I'm really grateful to Galt's and Szczepaniak-Gillece's posts, both of which unpack dimensions of the clip - and of Sembene's cinematic project - that I had either not considered or under-privileged. In Galt's post, the figure of prolepsis is an invaluable contribution. I have been trying to think through the significance of prolepsis and metalepsis in terms of postcolonial cinematic formations, and I am particularly drawn to the way in which formal techniques indicate sites of predetermination, metonymic equivalence and catachestic representation. As for Diouna in the featured clip, her pre-emptive foreclosure raises the related questions of agency and manueverability; that is, if she is figured as socially dead by the coordinated inhospitality of the household, then the ambivalence of her physical death and the question of whose agency has produced this tragedy becomes central to working through the significance of the suicide as a rhetorical gesture.
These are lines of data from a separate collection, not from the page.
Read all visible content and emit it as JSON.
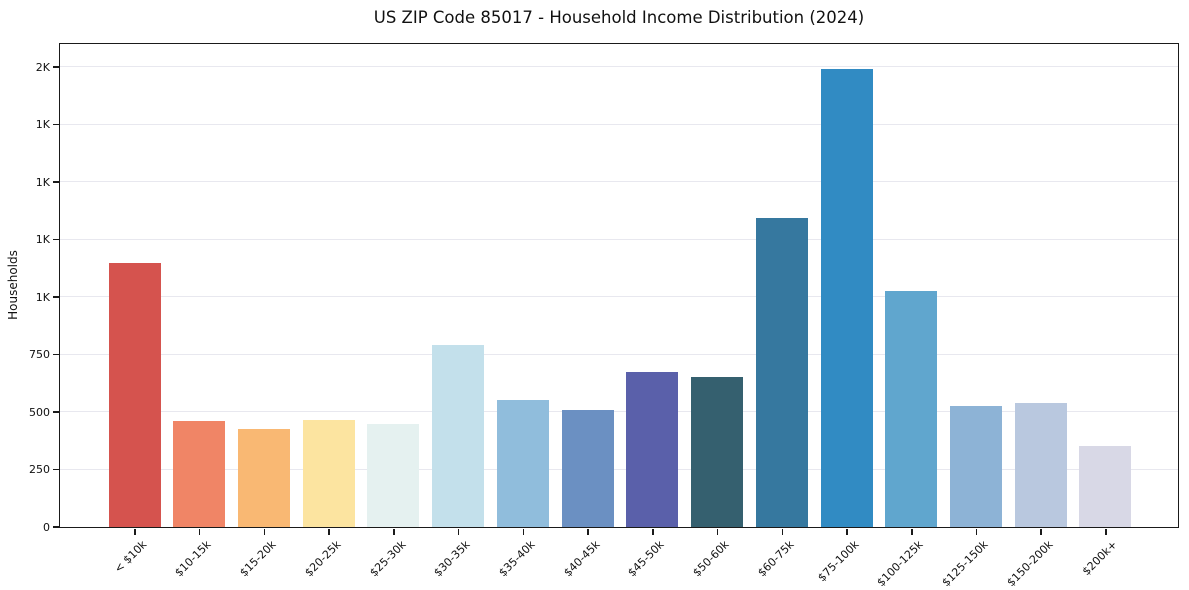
{
  "chart_data": {
    "type": "bar",
    "title": "US ZIP Code 85017 - Household Income Distribution (2024)",
    "xlabel": "",
    "ylabel": "Households",
    "categories": [
      "< $10k",
      "$10-15k",
      "$15-20k",
      "$20-25k",
      "$25-30k",
      "$30-35k",
      "$35-40k",
      "$40-45k",
      "$45-50k",
      "$50-60k",
      "$60-75k",
      "$75-100k",
      "$100-125k",
      "$125-150k",
      "$150-200k",
      "$200k+"
    ],
    "values": [
      1145,
      460,
      425,
      465,
      445,
      790,
      550,
      505,
      670,
      650,
      1340,
      1990,
      1025,
      525,
      535,
      350
    ],
    "bar_colors": [
      "#d5534e",
      "#f08566",
      "#f9b873",
      "#fce4a0",
      "#e5f1f0",
      "#c3e0eb",
      "#90bddc",
      "#6b90c2",
      "#5a60aa",
      "#35606f",
      "#36789f",
      "#318bc3",
      "#60a6ce",
      "#8db3d6",
      "#b9c8df",
      "#d8d8e6"
    ],
    "ylim": [
      0,
      2100
    ],
    "yticks": [
      {
        "value": 0,
        "label": "0"
      },
      {
        "value": 250,
        "label": "250"
      },
      {
        "value": 500,
        "label": "500"
      },
      {
        "value": 750,
        "label": "750"
      },
      {
        "value": 1000,
        "label": "1K"
      },
      {
        "value": 1250,
        "label": "1K"
      },
      {
        "value": 1500,
        "label": "1K"
      },
      {
        "value": 1750,
        "label": "1K"
      },
      {
        "value": 2000,
        "label": "2K"
      }
    ],
    "grid": "horizontal",
    "legend": "none",
    "colors": {
      "background": "#ffffff",
      "gridline": "#e8e8ef",
      "spine": "#1a1a1a",
      "text": "#111111"
    }
  }
}
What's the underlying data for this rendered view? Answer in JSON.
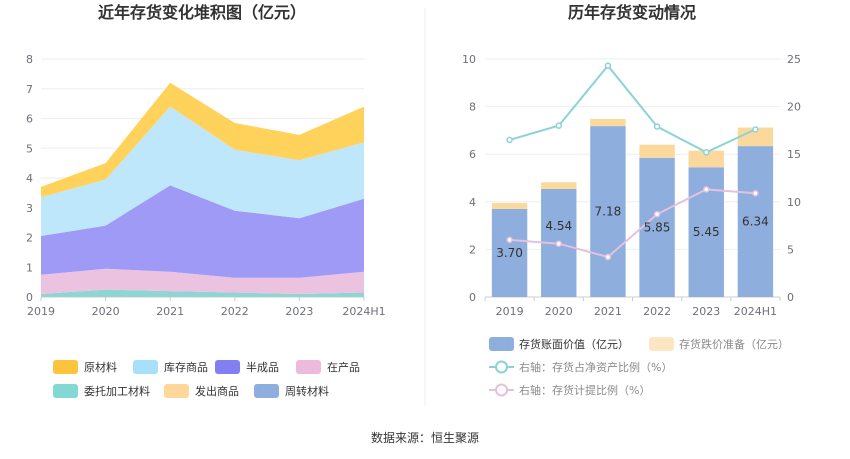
{
  "source_text": "数据来源：恒生聚源",
  "chart_data": [
    {
      "type": "area",
      "title": "近年存货变化堆积图（亿元）",
      "categories": [
        "2019",
        "2020",
        "2021",
        "2022",
        "2023",
        "2024H1"
      ],
      "ylim": [
        0,
        8
      ],
      "yticks": [
        "0",
        "1",
        "2",
        "3",
        "4",
        "5",
        "6",
        "7",
        "8"
      ],
      "grid": true,
      "legend_position": "bottom",
      "series": [
        {
          "name": "委托加工材料",
          "color": "#8fd6d2",
          "values": [
            0.1,
            0.25,
            0.2,
            0.15,
            0.1,
            0.15
          ]
        },
        {
          "name": "在产品",
          "color": "#ebc3e0",
          "values": [
            0.65,
            0.7,
            0.65,
            0.5,
            0.55,
            0.7
          ]
        },
        {
          "name": "半成品",
          "color": "#9e9af5",
          "values": [
            1.3,
            1.45,
            2.9,
            2.25,
            2.0,
            2.45
          ]
        },
        {
          "name": "库存商品",
          "color": "#bfe7fb",
          "values": [
            1.3,
            1.55,
            2.65,
            2.05,
            1.95,
            1.9
          ]
        },
        {
          "name": "原材料",
          "color": "#ffd25c",
          "values": [
            0.35,
            0.55,
            0.8,
            0.9,
            0.85,
            1.2
          ]
        }
      ],
      "legend": [
        {
          "name": "原材料",
          "color": "#fcc43d"
        },
        {
          "name": "库存商品",
          "color": "#a8e0f9"
        },
        {
          "name": "半成品",
          "color": "#8080f2"
        },
        {
          "name": "在产品",
          "color": "#ebbadd"
        },
        {
          "name": "委托加工材料",
          "color": "#84d8d3"
        },
        {
          "name": "发出商品",
          "color": "#ffd79b"
        },
        {
          "name": "周转材料",
          "color": "#8eaede"
        }
      ]
    },
    {
      "type": "bar",
      "title": "历年存货变动情况",
      "categories": [
        "2019",
        "2020",
        "2021",
        "2022",
        "2023",
        "2024H1"
      ],
      "ylim": [
        0,
        10
      ],
      "yticks": [
        "0",
        "2",
        "4",
        "6",
        "8",
        "10"
      ],
      "y2lim": [
        0,
        25
      ],
      "y2ticks": [
        "0",
        "5",
        "10",
        "15",
        "20",
        "25"
      ],
      "grid": true,
      "legend_position": "bottom",
      "bar_labels": [
        "3.70",
        "4.54",
        "7.18",
        "5.85",
        "5.45",
        "6.34"
      ],
      "series": [
        {
          "name": "存货账面价值（亿元）",
          "kind": "bar",
          "axis": "left",
          "color": "#8eaede",
          "values": [
            3.7,
            4.54,
            7.18,
            5.85,
            5.45,
            6.34
          ]
        },
        {
          "name": "存货跌价准备（亿元）",
          "kind": "bar-stack",
          "axis": "left",
          "color": "#fbd99d",
          "values": [
            0.25,
            0.28,
            0.3,
            0.55,
            0.7,
            0.78
          ]
        },
        {
          "name": "右轴：存货占净资产比例（%）",
          "kind": "line",
          "axis": "right",
          "color": "#8bd3d8",
          "values": [
            16.5,
            18.0,
            24.3,
            17.9,
            15.2,
            17.6
          ]
        },
        {
          "name": "右轴：存货计提比例（%）",
          "kind": "line",
          "axis": "right",
          "color": "#e4c1de",
          "values": [
            6.0,
            5.6,
            4.2,
            8.7,
            11.3,
            10.9
          ]
        }
      ]
    }
  ]
}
In contrast to the subtle montage of most of the rest of the film, the suicide scene is a strange, fragmented combination of seen and unseen elements. One could read this formal doubling as a mode of indicating the doubled nature of the suicide: that fact that it has already, on the level of architectural hierarchy, been accomplished in the social field. A central question: does Diouana's suicide serve as a final, traumatic acting out against an oppressive regime, or is it a grim confirmation of the social death that has always already figured her as erased? One of the things I appreciate the most about Sembene's films - and the reason I am so thankful for Szczepaniak-Gillece's post - is the way in which form comes to serve a doubling function for the thematic concerns. David Murphy mentions the binaries of presence/absence and voice/silence in his study of Sembene, both of which have come up in this ongoing discussion. Szczepaniak-Gillece introduces another one that I find immensely useful: that of transparency/opacity. I had not really considered Moolaade as much as some of his less recent films, but I am anxious to revisit it in light of the insight tht this discussion has afforded me. Thank you both!